Sawant ran a grassroots campaign and said she ignored warnings that she had no chance of winning without corporate money or Democratic endorsement. (photo: Ted S. Warren/AP)
By Al Jazeera America
eattle voters have elected a socialist to city council for the first time in modern history. Kshama Sawant, a member of the populist Occupy Seattle movement, ran on a platform of raising Washington State’s minimum wage to $15 and levying a “millionaire tax” to pay for mass transit and public education.
Sawant took 50.3 percent of the vote to incumbent Richard Conlin’s 49.4 percent. Even in this liberal city, Sawant’s win has surprised many here because Conlin was backed by the city’s political establishment.
While city council races are technically non-partisan, Sawant made sure people knew she was running as a socialist – a label that would be politically poisonous in many parts of the country.
“In Seattle, living costs have become unaffordable for the vast majority of people working low wage jobs amid skyrocketing living costs,” Sawant told Al Jazeera. “This has created a hunger among people for a political alternative … and the beginning of an understanding that capitalism is not working.”
Sawant, a 41-year-old college economics professor, first drew attention as part of local Occupy Wall Street protests that included taking over a downtown park and a junior college campus in late 2011.
“I argued during this time that we should not just focus on the Occupy camp, but discuss the larger issues that brought people into the movement,” said Sawant. “We talked about the massive cost of education, the lack of funds for public education, and the failure of austerity politics.”
This year, though, she pushed a platform that resonated with the city. She backed efforts to raise the minimum wage to $15; called for rent control in the city where rental prices keep climbing; and supported a tax on millionaires to help fund a public transit system.
“We want to win $15 an hour to make life easier for Seattle residents, but we will be making a few things clear: This will not be easy,” said Sawant. “We will be going up against the might of corporations, big business and the super wealthy who will fight tooth and nail to prevent this from happening.”
“Even though we don’t believe in capitalism, we fight for reforms within the system because the experience of fighting for them raises the political consciousness of the working class and builds solidarity,” she added.
Sawant said that even if Seattle approves a new minimum wage, she believes that over the next few decades the real value of that wage will be “eroded.”
“We cannot replace capitalism without learning the lessons by fighting for reforms – you don’t learn how to fight to change a capitalist society to a socialist one in school. You learn from the real experience of the struggle,” Sawant told Al Jazeera.

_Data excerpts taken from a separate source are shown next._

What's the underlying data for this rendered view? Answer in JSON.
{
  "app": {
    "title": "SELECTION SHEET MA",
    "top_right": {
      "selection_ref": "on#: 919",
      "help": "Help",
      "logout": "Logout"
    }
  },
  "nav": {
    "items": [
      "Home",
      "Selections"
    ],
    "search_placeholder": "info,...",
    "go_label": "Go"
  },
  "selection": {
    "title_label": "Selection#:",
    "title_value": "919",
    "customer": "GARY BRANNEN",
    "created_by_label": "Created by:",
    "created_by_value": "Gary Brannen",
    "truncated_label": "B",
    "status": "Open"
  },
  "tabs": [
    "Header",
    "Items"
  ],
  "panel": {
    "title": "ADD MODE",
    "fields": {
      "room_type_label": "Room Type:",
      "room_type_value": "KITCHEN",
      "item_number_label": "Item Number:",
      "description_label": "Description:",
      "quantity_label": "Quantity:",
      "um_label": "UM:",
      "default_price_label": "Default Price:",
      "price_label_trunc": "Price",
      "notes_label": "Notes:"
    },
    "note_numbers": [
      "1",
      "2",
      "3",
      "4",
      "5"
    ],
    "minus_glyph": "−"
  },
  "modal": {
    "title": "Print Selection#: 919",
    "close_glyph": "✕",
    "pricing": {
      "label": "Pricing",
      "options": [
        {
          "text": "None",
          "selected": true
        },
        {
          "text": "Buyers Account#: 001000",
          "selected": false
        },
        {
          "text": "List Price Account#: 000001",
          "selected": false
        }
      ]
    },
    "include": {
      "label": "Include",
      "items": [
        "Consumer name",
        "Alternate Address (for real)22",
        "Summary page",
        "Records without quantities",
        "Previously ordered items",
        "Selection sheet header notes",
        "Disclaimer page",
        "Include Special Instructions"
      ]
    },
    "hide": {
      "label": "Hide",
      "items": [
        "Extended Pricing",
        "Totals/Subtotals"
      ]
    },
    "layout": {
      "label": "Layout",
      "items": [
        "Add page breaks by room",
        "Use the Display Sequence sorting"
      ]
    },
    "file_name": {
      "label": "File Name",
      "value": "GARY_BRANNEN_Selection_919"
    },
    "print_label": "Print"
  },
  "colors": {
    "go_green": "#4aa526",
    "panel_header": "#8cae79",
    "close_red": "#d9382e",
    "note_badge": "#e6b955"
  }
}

Sawant said she hopes her victory opens the door to more socialist and leftist candidates in the future.
“Capitalism has been discredited … people on the left have to organize and consciously go for it.”
During her campaign, she condemned economic inequality, contending that some people aren’t benefiting from the city’s declining jobless rate and downtown building boom.
Sawant ran a grassroots campaign and said she ignored warnings that she had no chance of winning without accepting corporate money or teaming up with Democrats.
“We didn’t take a dime from big business,” Sawant told Al Jazeera. “We raised $120,000 through grassroots efforts alone, and we didn’t seek any endorsements from the Democratic Party.”
“It’s important that future campaigns run independent of Republicans, Democrats, and corporate cash to raise the possibility of creating a new party outside the two,” she added.
Last year, Sawant ran against state House Speaker Frank Chopp, a popular Seattle Democrat, but lost.
Her win for the at-large council position marks the first time a socialist will hold a city-wide post in roughly 100 years, according to the city’s archivist. Socialist Party candidates were elected to state and local offices before World War II, when the U.S. organized labor movement was strong nationwide.